# I came so close to buying this one ebay...at least the seller was honest..



## bobcycles (Jan 2, 2023)

SOOO close to hitting the buy it now but thankfully the seller was honest and mentioned
that it had a twisted gold wheel and front _fernder_.
No way could I have ridden that one.
Not really sure what a fernder is anyways....🤒

https://www.ebay.com/itm/195492134493?campid=5335809022


----------



## Krakatoa (Jan 2, 2023)

Ohhhh you got me I can't unsee that!


----------



## Freqman1 (Jan 3, 2023)

About lost breakfast-please don't do that to me again Bob!


----------



## Coyote (Jan 3, 2023)

Rumor has it that Liberace used to ride that onto the stage in 1970!

That user should change his handle to "Cycles & Nightmares".


----------



## phantom (Jan 3, 2023)

Don't know how much he is actually selling but has about $140K of inventory on just page one. Anyone, no matter how much they are selling, that has 30 negatives in 12 months is trouble.


----------



## cyclingday (Jan 3, 2023)

I bet you couldn’t build that bike, for $9,500
But the more pertinent question is, 
Why would you want to? 🤣
Just kidding!
I’m sure to some folks, all that twisted glitter is the sh’+.
Different strokes for different folks I guess.
The guy did a nice job.
I’ll give him that.
Pimp my Ride!


----------



## 49autocycledeluxe (Jan 3, 2023)

we see a lot of that nonsense here in California. I don't know about the rest of the country.


----------



## Sped Man (Jan 3, 2023)

A fernder is what you put on a kar.


----------



## Frank and Pam Skid Kings (Jan 3, 2023)
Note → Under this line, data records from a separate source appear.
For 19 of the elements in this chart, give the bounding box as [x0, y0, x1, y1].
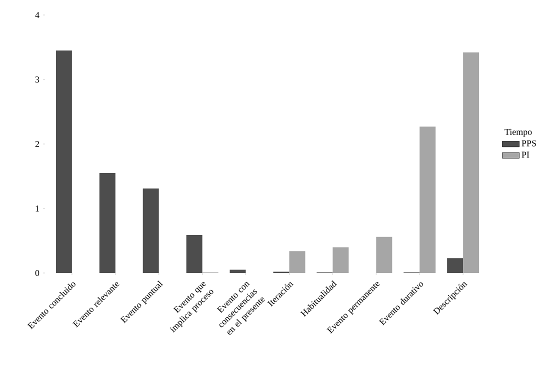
y-tick-label: 2 [35, 141, 39, 147]
legend-label: PI [522, 152, 530, 158]
legend-label: PPS [522, 140, 536, 146]
bar [420, 126, 436, 273]
bar [289, 251, 306, 273]
bar [56, 50, 72, 273]
bar [99, 173, 116, 273]
legend-title: Tiempo [504, 128, 532, 137]
y-tick-label: 4 [35, 12, 40, 18]
bar [376, 236, 392, 273]
bar [186, 234, 202, 273]
y-tick-label: 3 [35, 76, 40, 83]
y-tick-label: 1 [36, 206, 39, 212]
bar [463, 52, 480, 273]
bar [142, 188, 159, 273]
bar [230, 270, 246, 273]
y-tick-label: 0 [35, 270, 40, 276]
bar [332, 247, 349, 273]
bar [447, 258, 464, 273]
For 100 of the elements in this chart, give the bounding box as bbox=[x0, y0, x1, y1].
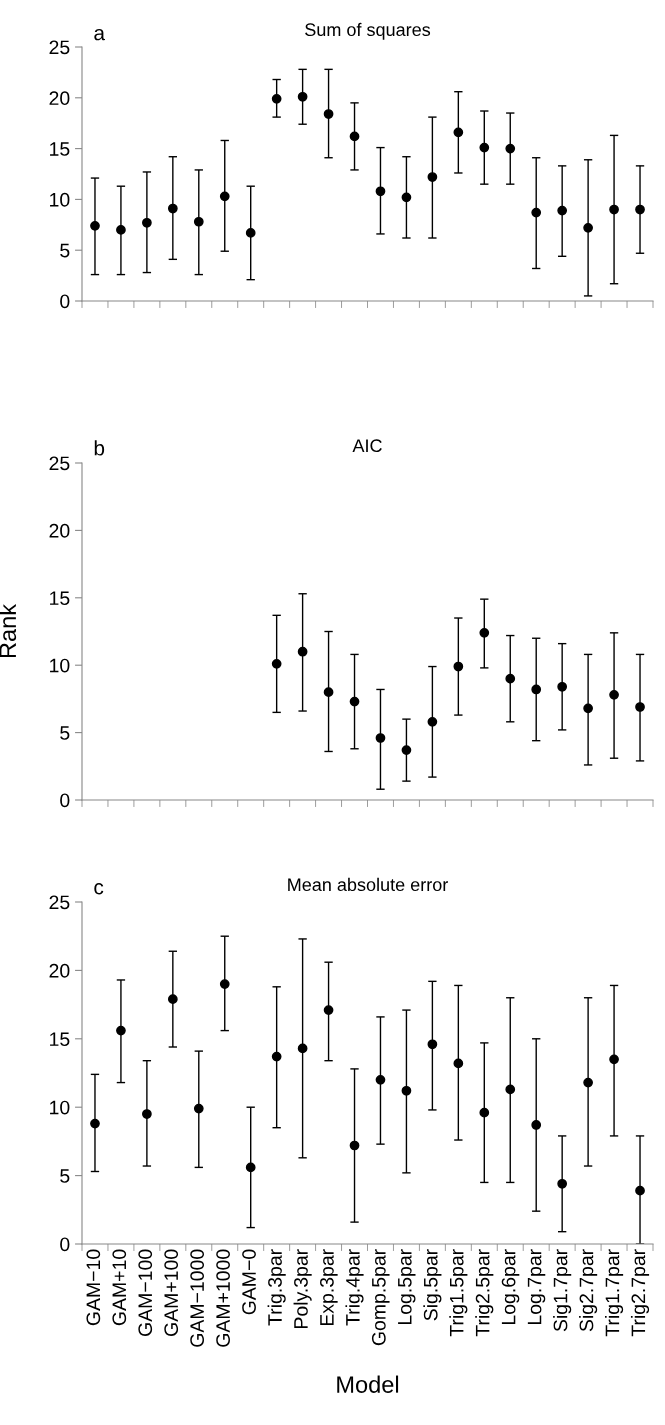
point bbox=[531, 684, 542, 695]
point bbox=[142, 217, 152, 228]
point bbox=[271, 93, 282, 104]
point bbox=[219, 979, 230, 989]
point bbox=[245, 228, 256, 238]
point bbox=[219, 191, 230, 202]
point bbox=[116, 225, 126, 235]
point bbox=[323, 109, 334, 119]
point bbox=[635, 204, 645, 215]
x-axis-title: Model bbox=[337, 1375, 399, 1393]
point bbox=[90, 1118, 100, 1129]
x-tick-label: Trig1.7par bbox=[605, 1249, 624, 1337]
point bbox=[401, 745, 412, 755]
point bbox=[401, 192, 412, 203]
point bbox=[271, 658, 282, 669]
x-tick-label: Gomp.5par bbox=[371, 1249, 390, 1346]
point bbox=[453, 661, 464, 672]
point bbox=[479, 627, 490, 638]
point bbox=[116, 1025, 126, 1036]
y-tick-label: 20 bbox=[49, 963, 70, 978]
point bbox=[375, 186, 386, 197]
x-tick-label: Sig2.7par bbox=[579, 1249, 598, 1332]
x-tick-label: GAM+100 bbox=[164, 1249, 179, 1336]
x-tick-label: Log.5par bbox=[398, 1249, 416, 1325]
point bbox=[479, 1107, 490, 1118]
chart-title: AIC bbox=[352, 439, 382, 453]
point bbox=[531, 207, 542, 218]
y-tick-label: 0 bbox=[60, 793, 70, 808]
point bbox=[583, 1077, 593, 1088]
chart-title: Sum of squares bbox=[305, 22, 431, 40]
point bbox=[349, 696, 360, 707]
chart-title: Mean absolute error bbox=[288, 877, 448, 892]
point bbox=[609, 689, 619, 700]
point bbox=[297, 1043, 308, 1054]
point bbox=[427, 172, 438, 182]
x-tick-label: Log.6par bbox=[501, 1249, 520, 1325]
y-tick-label: 15 bbox=[50, 1032, 70, 1047]
x-tick-label: Trig2.5par bbox=[475, 1249, 494, 1337]
y-tick-label: 10 bbox=[50, 658, 70, 673]
y-tick-label: 15 bbox=[50, 142, 70, 156]
point bbox=[323, 687, 334, 698]
point bbox=[349, 1140, 360, 1151]
x-tick-label: Exp.3par bbox=[320, 1249, 338, 1326]
point bbox=[427, 1039, 438, 1050]
x-tick-label: Sig1.7par bbox=[553, 1249, 572, 1332]
point bbox=[479, 142, 490, 153]
x-tick-label: GAM−0 bbox=[242, 1249, 256, 1315]
x-tick-label: Poly.3par bbox=[293, 1249, 312, 1328]
point bbox=[505, 143, 516, 154]
point bbox=[635, 702, 645, 712]
x-tick-label: GAM−1000 bbox=[190, 1249, 205, 1347]
point bbox=[557, 205, 568, 216]
text: c bbox=[94, 883, 104, 895]
x-tick-label: Log.7par bbox=[527, 1249, 546, 1325]
point bbox=[557, 1178, 568, 1189]
text: b bbox=[94, 440, 105, 456]
point bbox=[531, 1120, 542, 1130]
point bbox=[583, 222, 593, 233]
point bbox=[90, 220, 100, 231]
point bbox=[375, 1074, 386, 1085]
point bbox=[453, 1058, 464, 1069]
point bbox=[557, 681, 568, 692]
y-tick-label: 15 bbox=[50, 591, 70, 606]
point bbox=[323, 1005, 334, 1015]
y-tick-label: 10 bbox=[50, 1100, 70, 1115]
point bbox=[505, 673, 516, 684]
y-tick-label: 20 bbox=[49, 91, 70, 106]
y-tick-label: 10 bbox=[50, 192, 70, 207]
point bbox=[297, 646, 308, 657]
point bbox=[609, 1054, 619, 1065]
y-tick-label: 25 bbox=[49, 456, 70, 471]
point bbox=[245, 1162, 256, 1173]
point bbox=[401, 1085, 412, 1096]
y-tick-label: 0 bbox=[60, 294, 70, 309]
point bbox=[427, 716, 438, 727]
y-tick-label: 5 bbox=[60, 1169, 70, 1183]
point bbox=[453, 127, 464, 138]
point bbox=[609, 204, 619, 215]
point bbox=[193, 216, 204, 227]
point bbox=[167, 994, 178, 1004]
x-tick-label: Trig2.7par bbox=[630, 1249, 650, 1337]
point bbox=[375, 733, 386, 743]
y-tick-label: 5 bbox=[60, 726, 70, 740]
x-tick-label: GAM+10 bbox=[112, 1249, 127, 1326]
x-tick-label: Trig.3par bbox=[267, 1249, 286, 1326]
point bbox=[505, 1084, 516, 1095]
y-tick-label: 25 bbox=[49, 40, 70, 55]
point bbox=[583, 703, 593, 714]
x-tick-label: Sig.5par bbox=[423, 1249, 442, 1321]
point bbox=[297, 91, 308, 102]
point bbox=[167, 203, 178, 214]
y-tick-label: 0 bbox=[60, 1237, 70, 1252]
point bbox=[635, 1185, 645, 1196]
point bbox=[349, 131, 360, 142]
y-tick-label: 20 bbox=[49, 523, 70, 538]
y-tick-label: 25 bbox=[49, 895, 70, 910]
text: a bbox=[94, 28, 106, 41]
point bbox=[142, 1109, 152, 1119]
x-tick-label: Trig.4par bbox=[345, 1249, 364, 1326]
point bbox=[271, 1051, 282, 1062]
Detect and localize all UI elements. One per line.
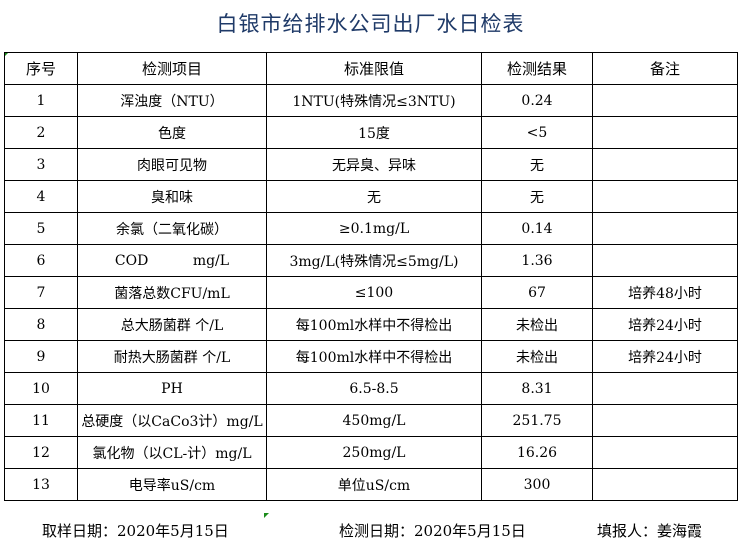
test-date: 检测日期：2020年5月15日 <box>339 522 526 540</box>
page-title: 白银市给排水公司出厂水日检表 <box>216 12 525 36</box>
row-number: 4 <box>4 180 78 213</box>
table-header-row: 序号 检测项目 标准限值 检测结果 备注 <box>4 52 738 85</box>
table-row: 12 氯化物（以CL-计）mg/L 250mg/L 16.26 <box>4 436 738 469</box>
standard-limit: ≤100 <box>266 276 482 309</box>
table-row: 5 余氯（二氧化碳） ≥0.1mg/L 0.14 <box>4 212 738 245</box>
test-result: 16.26 <box>481 436 593 469</box>
standard-limit: 单位uS/cm <box>266 468 482 501</box>
row-number: 10 <box>4 372 78 405</box>
test-result: 300 <box>481 468 593 501</box>
row-number: 7 <box>4 276 78 309</box>
remark <box>592 468 738 501</box>
test-item: 菌落总数CFU/mL <box>77 276 267 309</box>
table-row: 2 色度 15度 <5 <box>4 116 738 149</box>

Is that a CWC cathedral stem ?


----------



## dasberger (Jan 3, 2023)

Something about that seat rubs me the wrong way...


----------



## Grey Ghost (Jan 4, 2023)

Preparation H comes to mind


----------



## mr.cycleplane (Jan 7, 2023)

Awwww...what a shame and the bike is 'so you'.....don't worry there will always be more for sale!


----------



## coasterbrakejunkie1969 (Jan 7, 2023)

All that custom work for a girls bike, what a waste. Well it was all ways a waste but even more so on a girls bike.


----------



## charnleybob (Jan 7, 2023)

bobcycles said:


> SOOO close to hitting the buy it now but thankfully the seller was honest and mentioned
> that it had a twisted gold wheel and front _fernder_.
> No way could I have ridden that one.
> Not really sure what a fernder is anyways....🤒
> ...







Bob, you are too tall to ride that bike.
That's a "hidden, not ridden!"


----------



## Rusty McNickel (Jan 7, 2023)

First there was the cheese grater rack, now there's the meat grater seat....


----------



## Nashman (Jan 7, 2023)

Brings a song to mind.






						corey hart sunglasses at night video - Bing video
					






					www.bing.com


----------